Inteligência artificial reduz crenças em teorias da conspiração
Iniciativa do MIT baseada em tecnologia ChatGPT diminui crenças conspiratórias por até dois meses após interação

Mesmo que normalmente inverossímeis, muitas das chamadas teorias da conspiração conseguem atrair (e convencer) muitas pessoas. Uma grande preocupação atualmente, esse tipo de crença tem sido foco de pesquisas acadêmicas, uma vez que podem prejudicar esforços como a luta contra as mudanças climáticas e a vacinação.
Um lugar-comum sobre pessoas que adotam essas crenças é a noção de que fazem isso para reafirmar necessidades ou motivações que possuem. Por isso, não poderiam ser convencidas a abandonar esses pensamentos por meio de fatos ou evidências.
Pesquisadores do Massachusetts Institute of Technology (MIT) e da Universidade Cornell, nos Estados Unidos, resolveram questionar essa premissa usando uma ferramenta nos moldes do ChatGPT, batizada de DebunkBot.
A ideia é fornecer evidências, de forma automatizada, para convencer as pessoas de que estavam acreditando em coisas impossíveis. Os resultados do estudo foram publicados na revista Science.
“Nossa hipótese era que intervenções baseadas em informação factual podem ser inefetivas simplesmente porque carecem de profundidade e personalização suficientes”, escrevem os autores.
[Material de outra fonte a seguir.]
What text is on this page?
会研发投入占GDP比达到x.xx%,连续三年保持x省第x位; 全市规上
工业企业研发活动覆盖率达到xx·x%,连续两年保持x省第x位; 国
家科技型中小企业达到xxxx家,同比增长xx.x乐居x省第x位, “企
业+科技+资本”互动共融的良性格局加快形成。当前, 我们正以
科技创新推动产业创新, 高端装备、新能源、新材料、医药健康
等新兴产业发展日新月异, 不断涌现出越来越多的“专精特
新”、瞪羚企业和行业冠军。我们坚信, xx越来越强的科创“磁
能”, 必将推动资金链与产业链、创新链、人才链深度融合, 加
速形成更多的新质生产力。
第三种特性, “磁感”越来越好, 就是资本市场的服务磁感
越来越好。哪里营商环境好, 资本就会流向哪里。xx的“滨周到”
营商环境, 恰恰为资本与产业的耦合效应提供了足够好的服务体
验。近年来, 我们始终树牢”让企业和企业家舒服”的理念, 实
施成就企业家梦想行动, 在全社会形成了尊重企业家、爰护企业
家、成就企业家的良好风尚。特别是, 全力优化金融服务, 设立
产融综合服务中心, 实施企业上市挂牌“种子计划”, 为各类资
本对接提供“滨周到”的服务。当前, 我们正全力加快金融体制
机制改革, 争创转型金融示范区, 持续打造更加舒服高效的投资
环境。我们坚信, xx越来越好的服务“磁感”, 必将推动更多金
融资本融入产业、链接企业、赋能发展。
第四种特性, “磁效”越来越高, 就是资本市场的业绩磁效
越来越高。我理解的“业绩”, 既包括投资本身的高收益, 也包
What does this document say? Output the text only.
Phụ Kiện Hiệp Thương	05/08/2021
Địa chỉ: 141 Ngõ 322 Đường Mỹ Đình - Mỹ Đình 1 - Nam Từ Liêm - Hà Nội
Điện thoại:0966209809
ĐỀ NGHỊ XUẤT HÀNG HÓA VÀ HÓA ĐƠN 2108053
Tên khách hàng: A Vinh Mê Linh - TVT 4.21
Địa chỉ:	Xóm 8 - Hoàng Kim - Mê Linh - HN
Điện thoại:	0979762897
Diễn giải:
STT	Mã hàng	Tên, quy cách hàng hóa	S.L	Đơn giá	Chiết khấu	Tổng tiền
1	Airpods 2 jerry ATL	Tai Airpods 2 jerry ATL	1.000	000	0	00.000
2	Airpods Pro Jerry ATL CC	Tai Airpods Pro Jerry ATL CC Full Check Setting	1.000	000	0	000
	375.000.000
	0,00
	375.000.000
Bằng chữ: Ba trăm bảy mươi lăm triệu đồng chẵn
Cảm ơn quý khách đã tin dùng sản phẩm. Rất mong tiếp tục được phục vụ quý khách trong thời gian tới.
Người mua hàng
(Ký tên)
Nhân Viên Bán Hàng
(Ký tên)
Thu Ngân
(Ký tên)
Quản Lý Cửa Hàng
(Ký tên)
Para testar a hipótese, os pesquisadores se aproveitaram dos avanços em grandes modelos de linguagem (LLM, na sigla em inglês), uma forma de inteligência artificial (IA) usada em aplicações como o ChatGPT.
Com acesso a grandes quantidades de informações, essa tecnologia tem ainda a capacidade de gerar argumentos sob medida para cada usuário.
As ferramentas podem inclusive refutar diretamente evidências citadas por cada participante do estudo para dar base às suas crenças conspiracionistas.
Bate-papo personalizado
Para testar o efeito do chatbot, os pesquisadores conseguiram a adesão de 2.190 pessoas. Os voluntários escreviam, em suas próprias palavras, uma teoria da conspiração em que acreditavam, junto com as evidências que dariam suporte à história.
As pessoas, então, mantinham três rodadas de conversa com a ferramenta, programada para responder especificamente à evidência fornecida pelo voluntário, enquanto tentava reduzir sua crença naquela teoria. Antes e depois, os participantes respondiam a um questionário sobre o quanto acreditavam naquilo, numa escala de 0 (Definitivamente falso) a 100 (Definitivamente verdadeiro).
Os pesquisadores concluíram que os participantes reduziram a crença na teoria da conspiração escolhida em 20%, em média. O efeito permaneceu por pelo menos dois meses.
As teorias eram das mais variadas. Uma vez que os participantes eram dos Estados Unidos, iam desde as clássicas envolvendo o assassinato de John F. Keneddy, a existência de alienígenas e dos Illuminati, até eventos recentes como a pandemia de covid-19 e as eleições presidenciais de 2020, em que Donald Trump foi derrotado por Joe Biden.
O efeito foi observado mesmo em participantes com crenças arraigadas, importantes para sua identidade.
Outro resultado significativo foi que a ferramenta não reduziu a crença em conspirações reais, como a Operação Northwood e a MKUltra, planejadas (e levada a cabo, no segundo caso) pela Agência Americana de Inteligência (CIA) entre os anos 1950 e 1970.
Depois que um avaliador humano analisou uma amostra de 128 argumentos feitos pela IA, verificou-se que 99,2% eram verdadeiros, 0,8% podia induzir ao erro e nenhum era falso.
Além disso, a ferramenta foi além, ao reduzir a crença em outras conspirações não relacionadas à que cada voluntário descrevia, “indicando uma diminuição geral da visão de mundo conspiracionista e um aumento das intenções de refutar outros crentes em conspirações”, escrevem.
“Muitas pessoas com crenças conspiracionistas aparentemente resistentes aos fatos podem mudar de ideia quando apresentadas a evidências atraentes”, afirmam os autores da pesquisa.
“De uma perspectiva teórica, é um retrato surpreendentemente otimista da razão humana: as ‘tocas do coelho’ [em referência ao livro clássico Alice no País das Maravilhas, de Lewis Carroll] conspiracionistas podem ter uma saída”, concluem os autores.
Em termos práticos, o estudo enfatiza o potencial impacto positivo da IA, quando usada com responsabilidade, assim como a importância de minimizar oportunidades para a tecnologia ser usada de forma prejudicial.